Maybe in those oh-so-woke times a week ago, I’d feel compelled to spell out how repeating stereotypes about Asian people and reducing women to their looks effectively makes life harder for Asian people and women. Other pundits would have then defended Burr on the grounds that he’s mocking his own racism and America’s sexism. Let’s skip all that and agree that Burr’s attempt to push the line of acceptability led him to bomb in a way that was horrible to watch. He created the same sucking feeling that Tony Hinchcliffe did when he made an arena of MAGAs groan at the idea that Puerto Rico is floating garbage. There’s no wit, no passion, no aha to this kind of comedy. It’s just guys flailing about for a reaction.

To be fair, Burr might have just been tired. This election cycle “took forever,” even though most voters made up their mind long ago, he complained. Their choices were two “polar opposite” candidates: “It’s like, ‘Let’s see. What does the orange bigot have to say? How about the real-estate agent that speaks through her nose?’” (“Orange bigot”—is this The View in 2015?)

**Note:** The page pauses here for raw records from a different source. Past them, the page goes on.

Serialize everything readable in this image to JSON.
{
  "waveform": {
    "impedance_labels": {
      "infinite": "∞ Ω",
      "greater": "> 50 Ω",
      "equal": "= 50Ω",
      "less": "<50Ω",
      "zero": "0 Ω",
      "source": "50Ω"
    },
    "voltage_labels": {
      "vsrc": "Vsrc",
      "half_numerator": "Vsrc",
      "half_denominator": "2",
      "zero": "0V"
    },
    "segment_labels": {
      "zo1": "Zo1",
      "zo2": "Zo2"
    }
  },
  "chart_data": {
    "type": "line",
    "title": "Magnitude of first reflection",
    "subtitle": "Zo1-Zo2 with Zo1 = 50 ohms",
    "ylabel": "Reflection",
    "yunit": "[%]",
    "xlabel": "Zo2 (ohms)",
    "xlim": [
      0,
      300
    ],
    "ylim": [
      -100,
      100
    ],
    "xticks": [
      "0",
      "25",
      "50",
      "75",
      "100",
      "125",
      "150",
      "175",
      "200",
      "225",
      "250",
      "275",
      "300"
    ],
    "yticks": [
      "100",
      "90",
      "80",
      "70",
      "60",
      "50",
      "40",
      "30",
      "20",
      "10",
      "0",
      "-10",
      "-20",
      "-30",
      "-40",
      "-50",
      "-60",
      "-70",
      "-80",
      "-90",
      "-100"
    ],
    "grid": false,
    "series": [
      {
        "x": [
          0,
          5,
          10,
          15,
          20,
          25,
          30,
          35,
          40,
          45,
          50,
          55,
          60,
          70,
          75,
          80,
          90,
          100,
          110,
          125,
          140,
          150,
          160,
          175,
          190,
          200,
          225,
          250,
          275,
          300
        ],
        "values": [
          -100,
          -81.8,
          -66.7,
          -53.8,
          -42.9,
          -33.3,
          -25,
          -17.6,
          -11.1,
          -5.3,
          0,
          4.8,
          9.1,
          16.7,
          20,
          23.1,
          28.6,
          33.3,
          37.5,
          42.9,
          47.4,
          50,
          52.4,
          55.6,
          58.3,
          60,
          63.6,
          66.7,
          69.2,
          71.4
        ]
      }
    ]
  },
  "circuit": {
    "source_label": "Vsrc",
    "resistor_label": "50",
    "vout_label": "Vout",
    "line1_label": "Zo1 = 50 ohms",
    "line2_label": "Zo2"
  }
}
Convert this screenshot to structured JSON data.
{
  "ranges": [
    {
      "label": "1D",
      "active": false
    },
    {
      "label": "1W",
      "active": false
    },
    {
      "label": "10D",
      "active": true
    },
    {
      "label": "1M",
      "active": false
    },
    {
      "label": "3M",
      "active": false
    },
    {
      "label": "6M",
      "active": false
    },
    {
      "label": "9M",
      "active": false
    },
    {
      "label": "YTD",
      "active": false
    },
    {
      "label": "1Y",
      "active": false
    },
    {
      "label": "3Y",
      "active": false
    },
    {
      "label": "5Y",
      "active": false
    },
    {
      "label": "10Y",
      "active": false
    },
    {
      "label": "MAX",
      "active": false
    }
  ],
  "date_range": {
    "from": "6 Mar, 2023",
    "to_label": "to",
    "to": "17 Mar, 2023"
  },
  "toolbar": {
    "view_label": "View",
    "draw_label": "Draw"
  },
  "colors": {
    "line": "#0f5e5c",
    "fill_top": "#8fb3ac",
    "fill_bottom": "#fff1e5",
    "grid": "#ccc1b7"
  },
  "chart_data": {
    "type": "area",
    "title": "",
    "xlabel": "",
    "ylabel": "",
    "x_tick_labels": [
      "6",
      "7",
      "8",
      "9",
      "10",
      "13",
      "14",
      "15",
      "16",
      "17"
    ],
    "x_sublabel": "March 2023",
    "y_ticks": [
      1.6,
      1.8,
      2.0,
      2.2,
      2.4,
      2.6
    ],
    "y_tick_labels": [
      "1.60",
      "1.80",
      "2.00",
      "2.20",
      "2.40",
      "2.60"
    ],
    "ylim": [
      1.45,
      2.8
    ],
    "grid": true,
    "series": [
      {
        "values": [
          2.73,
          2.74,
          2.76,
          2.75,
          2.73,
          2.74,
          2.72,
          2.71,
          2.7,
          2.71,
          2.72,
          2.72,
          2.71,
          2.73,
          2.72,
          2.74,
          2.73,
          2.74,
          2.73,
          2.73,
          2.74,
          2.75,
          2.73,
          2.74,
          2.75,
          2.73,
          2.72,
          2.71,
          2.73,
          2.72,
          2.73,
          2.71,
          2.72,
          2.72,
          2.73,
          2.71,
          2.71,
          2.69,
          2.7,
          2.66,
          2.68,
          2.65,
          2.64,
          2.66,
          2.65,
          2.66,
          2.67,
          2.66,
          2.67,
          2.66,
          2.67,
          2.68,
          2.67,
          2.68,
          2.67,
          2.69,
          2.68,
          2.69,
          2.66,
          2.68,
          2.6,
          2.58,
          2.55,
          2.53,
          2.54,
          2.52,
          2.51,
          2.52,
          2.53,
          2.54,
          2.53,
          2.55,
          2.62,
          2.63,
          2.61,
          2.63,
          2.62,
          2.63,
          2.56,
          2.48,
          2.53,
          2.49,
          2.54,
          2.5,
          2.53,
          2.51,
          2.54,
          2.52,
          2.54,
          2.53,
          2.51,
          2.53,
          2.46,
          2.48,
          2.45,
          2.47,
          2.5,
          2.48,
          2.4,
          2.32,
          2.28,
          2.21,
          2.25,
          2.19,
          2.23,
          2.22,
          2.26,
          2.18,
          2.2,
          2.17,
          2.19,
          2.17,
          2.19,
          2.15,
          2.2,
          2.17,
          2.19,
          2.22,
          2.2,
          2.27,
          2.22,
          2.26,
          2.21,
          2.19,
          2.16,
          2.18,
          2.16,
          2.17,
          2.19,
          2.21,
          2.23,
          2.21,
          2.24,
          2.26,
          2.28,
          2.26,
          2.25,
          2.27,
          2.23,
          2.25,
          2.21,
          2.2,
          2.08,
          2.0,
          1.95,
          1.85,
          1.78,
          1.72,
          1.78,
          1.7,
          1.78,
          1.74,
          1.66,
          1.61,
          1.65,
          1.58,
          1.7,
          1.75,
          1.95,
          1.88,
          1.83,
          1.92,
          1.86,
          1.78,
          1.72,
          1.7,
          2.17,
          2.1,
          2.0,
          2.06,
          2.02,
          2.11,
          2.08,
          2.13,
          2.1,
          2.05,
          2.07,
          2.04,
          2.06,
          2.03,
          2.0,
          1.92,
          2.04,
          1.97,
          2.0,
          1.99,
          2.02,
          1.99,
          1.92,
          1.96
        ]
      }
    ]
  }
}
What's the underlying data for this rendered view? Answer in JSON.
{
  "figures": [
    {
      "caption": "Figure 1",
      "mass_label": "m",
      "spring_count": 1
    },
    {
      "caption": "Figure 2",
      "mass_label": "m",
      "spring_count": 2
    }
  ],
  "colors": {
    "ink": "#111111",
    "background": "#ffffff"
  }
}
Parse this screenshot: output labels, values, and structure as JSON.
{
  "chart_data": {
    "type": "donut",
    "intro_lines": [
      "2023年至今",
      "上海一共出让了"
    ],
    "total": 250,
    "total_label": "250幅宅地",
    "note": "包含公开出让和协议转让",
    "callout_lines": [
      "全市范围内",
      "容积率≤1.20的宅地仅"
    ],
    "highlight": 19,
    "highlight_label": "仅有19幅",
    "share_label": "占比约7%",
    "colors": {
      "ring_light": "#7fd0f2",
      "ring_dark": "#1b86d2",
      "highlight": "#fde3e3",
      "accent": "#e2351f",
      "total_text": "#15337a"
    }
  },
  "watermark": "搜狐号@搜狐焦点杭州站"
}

The rest of the episode was a bit better than the monologue. Burr’s presence pushed the writers to focus on sketches about masculinity, an apt subject given the role that male voters played in the election. A segment in which young guys tried to get their dads to open up about their feelings by talking about sports and cars was oddly touching. A bit featuring a self-pitying bro at group therapy was amusingly deranged. In the edgiest sketch, Burr played a fire fighter with a fetish involving children’s cartoons, leading SNL to air an image of the dad from Bluey in a ball gag. Was this post-woke Hollywood vulgarity or what comedy’s always been—the search for surprise?

The truth that SNL and the culture at large must now wrestle with is this: Trump may be back in office after four years away, but the world only turns forward. Wokeness has not been some fad; it hasn’t even been a movement that can be defeated. It’s been, as the term itself implies, an awakening—reshaping how people think about the relationship between the words they use and the society they live in. The case it made was so persuasive that it altered the English language likely forever. It also spread shame and overreached in a way that created backlash—but that backlash will cause cultural changes that build off what we just lived through, not reverse it entirely. The way to fully get back to a pre-woke time would be through actual Orwellian fascism.

SNL isn’t counting that possibility out. Last night opened with the cast members speaking to the camera, telling Trump that they’d supported him all along, that they shouldn’t be on an enemies list, and that they’ll help him hunt down any colleagues who voted for Harris. Their tone was light but the satire was dark, highlighting the way that leaders—in politics, media, and business—who were once critical of Trump have taken to flattering him out of fear of retribution. The sketch anticipated a future that would make recent speech wars look quaint. But for now, as for long before, we can say what we want to say, not only what we think we should say.